Avoid es.mapping.id field duplication

Hi,

I am using ElasticSearch Hadoop (2.4.0) connector for storing documents in ES. I have "record_id" field in my document which is used as _id field using below configuration setting
conf.set("es.mapping.id", "record_id");
This record_id is stored twice, first in "_id" field and then in "record_id" field.
What configuration should I use to avoid duplication of this field?

Thanks.

@Rishav_Rohit1 You can also specify which fields should be ignored from the document body during serialization by using the es.mapping.exclude setting:

sc.makeRDD(Map("id" -> "1", "name" -> "Jimmy") :: Nil)
    .saveToEs("test/test", Map("es.mapping.id" -> "id", "es.mapping.exclude" -> "id"))

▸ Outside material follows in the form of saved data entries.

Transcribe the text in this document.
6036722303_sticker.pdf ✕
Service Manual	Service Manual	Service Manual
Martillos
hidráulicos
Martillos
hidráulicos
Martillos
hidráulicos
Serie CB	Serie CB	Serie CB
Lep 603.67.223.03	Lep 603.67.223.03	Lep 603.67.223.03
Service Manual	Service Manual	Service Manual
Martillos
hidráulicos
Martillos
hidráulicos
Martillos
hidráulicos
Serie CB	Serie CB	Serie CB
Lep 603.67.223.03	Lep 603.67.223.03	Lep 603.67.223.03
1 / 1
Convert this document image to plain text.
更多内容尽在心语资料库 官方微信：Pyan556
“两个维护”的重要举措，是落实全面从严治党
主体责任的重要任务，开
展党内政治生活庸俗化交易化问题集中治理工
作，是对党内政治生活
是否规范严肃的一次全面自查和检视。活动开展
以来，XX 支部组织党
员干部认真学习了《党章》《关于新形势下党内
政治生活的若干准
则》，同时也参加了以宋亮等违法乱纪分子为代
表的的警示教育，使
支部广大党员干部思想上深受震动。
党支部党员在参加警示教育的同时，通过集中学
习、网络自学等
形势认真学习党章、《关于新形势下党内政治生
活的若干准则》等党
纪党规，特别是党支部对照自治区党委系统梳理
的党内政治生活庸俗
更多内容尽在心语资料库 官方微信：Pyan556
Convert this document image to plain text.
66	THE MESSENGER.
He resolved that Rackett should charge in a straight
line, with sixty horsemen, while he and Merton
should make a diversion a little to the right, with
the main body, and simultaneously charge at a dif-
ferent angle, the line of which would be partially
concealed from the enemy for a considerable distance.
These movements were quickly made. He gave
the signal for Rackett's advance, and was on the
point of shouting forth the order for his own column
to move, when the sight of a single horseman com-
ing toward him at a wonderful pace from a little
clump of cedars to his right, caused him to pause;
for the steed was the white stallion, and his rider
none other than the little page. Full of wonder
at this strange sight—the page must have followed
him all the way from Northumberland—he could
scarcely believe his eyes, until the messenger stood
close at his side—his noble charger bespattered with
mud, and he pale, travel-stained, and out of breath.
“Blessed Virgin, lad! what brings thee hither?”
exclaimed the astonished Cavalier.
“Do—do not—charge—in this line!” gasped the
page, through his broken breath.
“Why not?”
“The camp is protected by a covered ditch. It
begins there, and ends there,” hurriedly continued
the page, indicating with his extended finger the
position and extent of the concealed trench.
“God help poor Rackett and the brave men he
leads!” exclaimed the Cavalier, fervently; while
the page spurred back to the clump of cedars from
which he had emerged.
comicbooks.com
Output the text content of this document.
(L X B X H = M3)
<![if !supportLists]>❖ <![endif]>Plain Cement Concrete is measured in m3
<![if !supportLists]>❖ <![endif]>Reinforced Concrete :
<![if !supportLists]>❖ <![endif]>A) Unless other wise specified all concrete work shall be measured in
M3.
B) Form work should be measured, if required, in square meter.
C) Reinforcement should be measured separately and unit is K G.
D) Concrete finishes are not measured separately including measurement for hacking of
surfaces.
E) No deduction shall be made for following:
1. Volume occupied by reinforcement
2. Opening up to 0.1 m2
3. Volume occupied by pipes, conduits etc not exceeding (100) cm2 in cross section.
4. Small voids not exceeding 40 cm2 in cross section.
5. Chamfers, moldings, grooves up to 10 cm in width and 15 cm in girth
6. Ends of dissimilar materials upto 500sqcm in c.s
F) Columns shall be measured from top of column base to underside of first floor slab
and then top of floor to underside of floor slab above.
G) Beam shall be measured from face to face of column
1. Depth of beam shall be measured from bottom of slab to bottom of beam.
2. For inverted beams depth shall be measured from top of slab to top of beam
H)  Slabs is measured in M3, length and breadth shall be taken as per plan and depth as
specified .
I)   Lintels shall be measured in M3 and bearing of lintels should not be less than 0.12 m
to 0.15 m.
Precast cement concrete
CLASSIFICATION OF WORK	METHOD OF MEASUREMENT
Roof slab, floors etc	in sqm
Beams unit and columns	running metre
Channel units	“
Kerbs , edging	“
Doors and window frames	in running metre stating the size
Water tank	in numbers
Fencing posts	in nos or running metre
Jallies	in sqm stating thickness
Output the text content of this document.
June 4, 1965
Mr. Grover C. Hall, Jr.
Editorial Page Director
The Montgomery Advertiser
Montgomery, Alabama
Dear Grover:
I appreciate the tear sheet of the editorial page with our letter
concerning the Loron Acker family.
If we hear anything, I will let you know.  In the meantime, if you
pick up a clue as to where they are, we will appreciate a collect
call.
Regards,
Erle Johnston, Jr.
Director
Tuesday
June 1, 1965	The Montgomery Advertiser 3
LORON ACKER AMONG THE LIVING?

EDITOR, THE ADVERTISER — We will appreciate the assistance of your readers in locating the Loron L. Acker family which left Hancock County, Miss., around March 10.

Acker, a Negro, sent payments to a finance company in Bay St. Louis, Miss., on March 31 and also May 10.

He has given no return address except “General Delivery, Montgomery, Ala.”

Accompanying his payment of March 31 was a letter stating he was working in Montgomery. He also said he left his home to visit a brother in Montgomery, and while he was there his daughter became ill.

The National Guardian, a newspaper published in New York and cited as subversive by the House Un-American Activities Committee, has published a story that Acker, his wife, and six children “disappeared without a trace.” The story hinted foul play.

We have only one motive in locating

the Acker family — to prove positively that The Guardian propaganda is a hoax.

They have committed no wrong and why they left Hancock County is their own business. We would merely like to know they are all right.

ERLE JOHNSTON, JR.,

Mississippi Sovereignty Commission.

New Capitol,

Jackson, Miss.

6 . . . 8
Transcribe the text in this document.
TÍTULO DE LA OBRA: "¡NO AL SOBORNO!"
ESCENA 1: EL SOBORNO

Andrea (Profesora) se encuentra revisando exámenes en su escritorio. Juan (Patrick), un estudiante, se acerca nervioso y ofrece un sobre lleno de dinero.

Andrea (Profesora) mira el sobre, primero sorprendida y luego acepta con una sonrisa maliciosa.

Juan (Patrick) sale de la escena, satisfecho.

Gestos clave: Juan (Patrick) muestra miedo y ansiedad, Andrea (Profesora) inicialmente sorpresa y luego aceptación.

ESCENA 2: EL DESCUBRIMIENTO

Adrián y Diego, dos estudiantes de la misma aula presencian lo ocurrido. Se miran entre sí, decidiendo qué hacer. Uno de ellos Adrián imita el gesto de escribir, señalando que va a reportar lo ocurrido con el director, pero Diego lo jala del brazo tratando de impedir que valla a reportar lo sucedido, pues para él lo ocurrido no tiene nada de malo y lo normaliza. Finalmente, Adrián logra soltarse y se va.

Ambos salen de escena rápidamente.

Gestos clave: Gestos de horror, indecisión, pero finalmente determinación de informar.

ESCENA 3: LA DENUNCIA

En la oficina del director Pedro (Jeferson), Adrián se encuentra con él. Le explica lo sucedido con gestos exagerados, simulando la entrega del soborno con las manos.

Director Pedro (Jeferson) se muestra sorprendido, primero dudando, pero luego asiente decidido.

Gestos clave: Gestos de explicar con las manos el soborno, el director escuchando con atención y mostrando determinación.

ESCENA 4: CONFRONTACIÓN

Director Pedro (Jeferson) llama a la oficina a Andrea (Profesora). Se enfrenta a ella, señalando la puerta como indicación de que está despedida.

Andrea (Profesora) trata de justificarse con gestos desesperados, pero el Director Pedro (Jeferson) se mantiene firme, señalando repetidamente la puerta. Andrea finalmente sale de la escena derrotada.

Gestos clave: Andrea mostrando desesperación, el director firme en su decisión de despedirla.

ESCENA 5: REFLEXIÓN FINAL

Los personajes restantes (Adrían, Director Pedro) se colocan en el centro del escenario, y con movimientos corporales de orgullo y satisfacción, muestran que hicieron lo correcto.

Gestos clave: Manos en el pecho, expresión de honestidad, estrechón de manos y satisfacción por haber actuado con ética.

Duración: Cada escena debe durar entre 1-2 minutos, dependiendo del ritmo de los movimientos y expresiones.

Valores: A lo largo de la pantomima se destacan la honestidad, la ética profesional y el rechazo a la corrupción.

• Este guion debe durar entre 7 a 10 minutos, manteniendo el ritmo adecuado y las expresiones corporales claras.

This tells the connector to use the "id" field as the document's id, but to ignore it when creating the body of the document. The resulting output is as follows:

{
    "took":39,
    "timed_out":false,
    "_shards":{
        "total":5,
        "successful":5,
        "failed":0
    },
    "hits":{
        "total":1,
        "max_score":1.0,
        "hits":[
            {
                "_index":"test",
                "_type":"test",
                "_id":"1",
                "_score":1.0,
                "_source":{"name":"Jimmy"}
            }
        ]
    }
}

Thank you

This topic was automatically closed 28 days after the last reply. New replies are no longer allowed.